Scientists have long believed that around 700 million years ago, Earth experienced extreme cold conditions known as "Snowball Earth", when ice stretched from the poles to the equator.

However, there has been uncertainty about the exact degree of those temperatures. Now, an international research team led by Chinese scientists has provided the first quantitative measurements of ocean temperatures from that period.

The study suggests that ocean temperatures at continental margins — where life was most active — ranged from minus 22 C to minus 8 C, with seawater up to four times saltier than modern ocean water. The findings were recently published in the journal Nature Communications.

"As the first measured ocean temperature during the Snowball Earth period, this discovery offers new insights into understanding the mechanisms by which early life survived in such extreme climates and sheds light on Earth's dramatic climate changes," said Lu Kai, the study's first author and a postdoctoral researcher at the Chinese Academy of Sciences' Institute of Geology and Geophysics.

"This is the coldest measured ocean temperature in Earth's history," Lu said, noting that it is even colder than the minus 13 C salty slush of ice-covered Lake Vida in Antarctica today.

The period left behind distinctive geological evidence: rusty red iron formations that accumulated where continental glaciers met ice-covered seas. Iron isotopes — variants of the same element with equal numbers of protons but different numbers of neutrons — vary in atomic abundance, and their isotopic composition changes with temperature. To determine Snowball Earth's temperature, the team developed a new method using iron isotopes as a thermometer.

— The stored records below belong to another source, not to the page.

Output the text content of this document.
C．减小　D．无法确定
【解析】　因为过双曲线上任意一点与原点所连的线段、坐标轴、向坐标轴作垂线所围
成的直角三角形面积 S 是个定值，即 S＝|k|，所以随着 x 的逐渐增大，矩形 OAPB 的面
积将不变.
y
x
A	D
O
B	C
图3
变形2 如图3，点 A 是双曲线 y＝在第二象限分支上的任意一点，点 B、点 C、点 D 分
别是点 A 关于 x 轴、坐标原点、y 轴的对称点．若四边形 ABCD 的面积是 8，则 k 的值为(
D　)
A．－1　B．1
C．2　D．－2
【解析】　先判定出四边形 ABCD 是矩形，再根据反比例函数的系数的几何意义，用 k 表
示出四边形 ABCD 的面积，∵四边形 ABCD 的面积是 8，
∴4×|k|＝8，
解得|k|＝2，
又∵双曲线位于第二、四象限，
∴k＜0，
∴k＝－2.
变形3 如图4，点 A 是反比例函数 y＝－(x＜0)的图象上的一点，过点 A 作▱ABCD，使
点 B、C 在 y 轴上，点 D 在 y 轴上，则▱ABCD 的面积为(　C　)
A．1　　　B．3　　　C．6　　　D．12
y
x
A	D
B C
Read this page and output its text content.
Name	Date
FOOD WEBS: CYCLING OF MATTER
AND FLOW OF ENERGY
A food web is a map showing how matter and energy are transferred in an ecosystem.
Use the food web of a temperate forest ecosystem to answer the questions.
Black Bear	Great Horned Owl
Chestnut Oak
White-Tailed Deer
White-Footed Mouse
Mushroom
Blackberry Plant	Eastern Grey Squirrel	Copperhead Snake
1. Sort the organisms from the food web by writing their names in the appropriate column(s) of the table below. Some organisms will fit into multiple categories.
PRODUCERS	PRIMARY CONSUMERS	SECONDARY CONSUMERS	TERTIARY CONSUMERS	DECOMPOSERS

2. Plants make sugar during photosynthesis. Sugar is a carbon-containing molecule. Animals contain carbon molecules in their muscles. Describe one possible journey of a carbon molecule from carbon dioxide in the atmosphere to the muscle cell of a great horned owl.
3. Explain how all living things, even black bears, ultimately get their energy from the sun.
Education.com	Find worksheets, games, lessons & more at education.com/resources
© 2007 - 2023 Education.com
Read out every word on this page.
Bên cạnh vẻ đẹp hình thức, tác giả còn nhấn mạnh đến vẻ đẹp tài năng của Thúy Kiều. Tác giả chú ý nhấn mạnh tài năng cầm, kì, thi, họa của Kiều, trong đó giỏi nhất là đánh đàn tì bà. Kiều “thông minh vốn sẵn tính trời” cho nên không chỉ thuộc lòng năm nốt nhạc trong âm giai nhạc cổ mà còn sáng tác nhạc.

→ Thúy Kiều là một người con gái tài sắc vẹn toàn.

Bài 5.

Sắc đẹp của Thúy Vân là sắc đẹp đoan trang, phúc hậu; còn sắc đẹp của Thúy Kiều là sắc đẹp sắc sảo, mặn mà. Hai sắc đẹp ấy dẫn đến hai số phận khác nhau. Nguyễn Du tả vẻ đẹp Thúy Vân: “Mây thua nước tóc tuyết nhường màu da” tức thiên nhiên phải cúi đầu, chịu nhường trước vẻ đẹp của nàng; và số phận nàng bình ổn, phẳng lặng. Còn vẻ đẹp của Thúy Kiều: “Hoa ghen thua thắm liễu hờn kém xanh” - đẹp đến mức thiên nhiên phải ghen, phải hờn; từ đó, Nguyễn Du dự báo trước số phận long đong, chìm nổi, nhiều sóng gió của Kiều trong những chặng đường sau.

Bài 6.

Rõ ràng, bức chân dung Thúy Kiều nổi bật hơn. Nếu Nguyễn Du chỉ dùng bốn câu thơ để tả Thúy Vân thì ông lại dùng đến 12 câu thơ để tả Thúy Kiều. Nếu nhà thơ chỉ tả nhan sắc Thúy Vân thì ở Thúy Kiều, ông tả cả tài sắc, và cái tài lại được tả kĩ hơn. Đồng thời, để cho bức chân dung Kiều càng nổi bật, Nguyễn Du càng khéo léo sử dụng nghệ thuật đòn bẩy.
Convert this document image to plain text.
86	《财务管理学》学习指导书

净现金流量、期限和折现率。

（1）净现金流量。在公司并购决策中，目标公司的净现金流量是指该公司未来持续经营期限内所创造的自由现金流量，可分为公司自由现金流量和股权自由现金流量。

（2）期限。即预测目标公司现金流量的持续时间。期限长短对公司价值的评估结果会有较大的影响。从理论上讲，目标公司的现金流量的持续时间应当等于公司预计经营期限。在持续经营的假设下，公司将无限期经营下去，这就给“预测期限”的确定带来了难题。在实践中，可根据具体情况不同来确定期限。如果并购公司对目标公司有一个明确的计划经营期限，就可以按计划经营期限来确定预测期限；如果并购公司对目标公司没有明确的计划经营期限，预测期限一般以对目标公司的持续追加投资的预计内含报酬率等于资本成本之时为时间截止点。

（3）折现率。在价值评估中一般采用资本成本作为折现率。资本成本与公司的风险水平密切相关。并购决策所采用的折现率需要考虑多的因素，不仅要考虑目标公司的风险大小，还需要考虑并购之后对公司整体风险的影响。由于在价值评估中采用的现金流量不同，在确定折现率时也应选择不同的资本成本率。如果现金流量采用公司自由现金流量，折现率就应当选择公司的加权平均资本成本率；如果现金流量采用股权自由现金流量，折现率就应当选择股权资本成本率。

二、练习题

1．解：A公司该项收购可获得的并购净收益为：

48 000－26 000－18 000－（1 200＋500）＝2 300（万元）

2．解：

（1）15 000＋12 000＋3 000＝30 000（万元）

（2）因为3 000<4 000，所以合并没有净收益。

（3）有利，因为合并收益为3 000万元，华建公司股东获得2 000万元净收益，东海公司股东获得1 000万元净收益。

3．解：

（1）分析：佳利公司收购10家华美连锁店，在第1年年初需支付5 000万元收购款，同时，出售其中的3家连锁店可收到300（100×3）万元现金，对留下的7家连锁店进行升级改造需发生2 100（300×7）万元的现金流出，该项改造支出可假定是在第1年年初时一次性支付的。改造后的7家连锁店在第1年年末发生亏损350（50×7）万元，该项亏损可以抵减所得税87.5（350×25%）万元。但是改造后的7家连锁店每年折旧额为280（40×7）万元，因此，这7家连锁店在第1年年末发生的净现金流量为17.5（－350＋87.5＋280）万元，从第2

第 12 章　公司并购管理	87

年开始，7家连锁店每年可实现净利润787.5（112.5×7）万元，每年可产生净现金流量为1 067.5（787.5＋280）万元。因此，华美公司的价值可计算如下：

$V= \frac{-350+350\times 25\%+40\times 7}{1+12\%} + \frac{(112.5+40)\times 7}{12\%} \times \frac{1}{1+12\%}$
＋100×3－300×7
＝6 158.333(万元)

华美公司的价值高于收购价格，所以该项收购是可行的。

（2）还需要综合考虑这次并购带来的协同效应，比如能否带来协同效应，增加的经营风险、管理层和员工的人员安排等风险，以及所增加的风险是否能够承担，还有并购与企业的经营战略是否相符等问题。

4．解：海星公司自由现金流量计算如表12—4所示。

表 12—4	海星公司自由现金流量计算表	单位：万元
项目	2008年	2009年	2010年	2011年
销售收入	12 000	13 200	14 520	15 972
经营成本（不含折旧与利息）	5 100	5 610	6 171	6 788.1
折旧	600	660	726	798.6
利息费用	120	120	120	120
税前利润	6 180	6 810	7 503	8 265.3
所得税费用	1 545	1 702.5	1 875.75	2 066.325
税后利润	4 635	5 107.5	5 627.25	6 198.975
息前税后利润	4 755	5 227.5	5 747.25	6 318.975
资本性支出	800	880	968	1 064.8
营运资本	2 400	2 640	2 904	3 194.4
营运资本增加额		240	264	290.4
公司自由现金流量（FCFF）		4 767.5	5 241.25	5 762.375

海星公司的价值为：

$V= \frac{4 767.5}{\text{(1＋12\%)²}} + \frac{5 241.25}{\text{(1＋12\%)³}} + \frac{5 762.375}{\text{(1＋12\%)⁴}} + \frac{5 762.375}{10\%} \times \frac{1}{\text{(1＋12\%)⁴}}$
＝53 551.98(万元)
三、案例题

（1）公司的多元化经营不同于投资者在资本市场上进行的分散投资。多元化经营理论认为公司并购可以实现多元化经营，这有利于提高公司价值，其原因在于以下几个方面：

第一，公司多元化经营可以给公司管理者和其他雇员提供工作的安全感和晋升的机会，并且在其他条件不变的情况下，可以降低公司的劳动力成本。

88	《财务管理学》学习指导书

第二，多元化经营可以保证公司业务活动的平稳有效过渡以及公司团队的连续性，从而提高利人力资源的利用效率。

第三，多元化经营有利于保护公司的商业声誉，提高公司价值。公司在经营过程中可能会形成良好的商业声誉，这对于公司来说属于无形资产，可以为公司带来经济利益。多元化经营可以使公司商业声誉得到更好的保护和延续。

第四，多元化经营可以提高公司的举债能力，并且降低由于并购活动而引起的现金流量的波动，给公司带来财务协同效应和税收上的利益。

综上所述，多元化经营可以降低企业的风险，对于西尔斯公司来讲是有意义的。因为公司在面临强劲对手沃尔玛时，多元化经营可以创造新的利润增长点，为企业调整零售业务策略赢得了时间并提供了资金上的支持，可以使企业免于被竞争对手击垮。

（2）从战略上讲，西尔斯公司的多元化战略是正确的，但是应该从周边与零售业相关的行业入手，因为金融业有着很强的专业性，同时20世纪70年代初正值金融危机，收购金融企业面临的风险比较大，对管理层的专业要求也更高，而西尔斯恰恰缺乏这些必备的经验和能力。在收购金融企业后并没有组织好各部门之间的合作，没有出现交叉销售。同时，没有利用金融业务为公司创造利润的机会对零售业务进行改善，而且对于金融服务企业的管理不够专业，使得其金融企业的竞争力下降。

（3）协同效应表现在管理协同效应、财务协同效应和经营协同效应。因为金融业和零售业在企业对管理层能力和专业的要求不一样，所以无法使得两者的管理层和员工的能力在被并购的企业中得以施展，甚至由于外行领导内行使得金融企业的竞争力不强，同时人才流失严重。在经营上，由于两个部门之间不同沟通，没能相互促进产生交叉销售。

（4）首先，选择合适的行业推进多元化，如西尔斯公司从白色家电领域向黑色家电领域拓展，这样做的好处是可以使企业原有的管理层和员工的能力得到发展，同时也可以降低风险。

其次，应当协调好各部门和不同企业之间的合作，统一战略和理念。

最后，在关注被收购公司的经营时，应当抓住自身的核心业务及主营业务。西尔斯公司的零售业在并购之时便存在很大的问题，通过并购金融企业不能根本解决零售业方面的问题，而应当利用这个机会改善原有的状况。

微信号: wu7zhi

"The results showed that the surface seawater temperature during that period was significantly lower than today's 17 C, yet it remained unfrozen," Lu said, attributing this to high salinity levels that reached 150 practical salinity units, more than four times the salinity of present-day seawater. The high-salinity environment acted as a natural antifreeze agent, allowing seawater to remain liquid at temperatures well below the normal freezing point.

Lu said the extreme conditions likely formed at the base of massive ice shelves, similar to the "ice pump" circulation observed beneath modern Antarctic ice shelves. During cycles of melting and freezing at the base of ice shelves, ice expels salts that accumulate over time, creating dense brine layers with extremely low temperatures and high salinity.

"This study provides the first quantitative evidence of the marine environment during the Snowball Earth period and serves as a valuable reference for understanding the dramatic climate changes of that era, as well as the tolerance and resilience of early microorganisms," he said.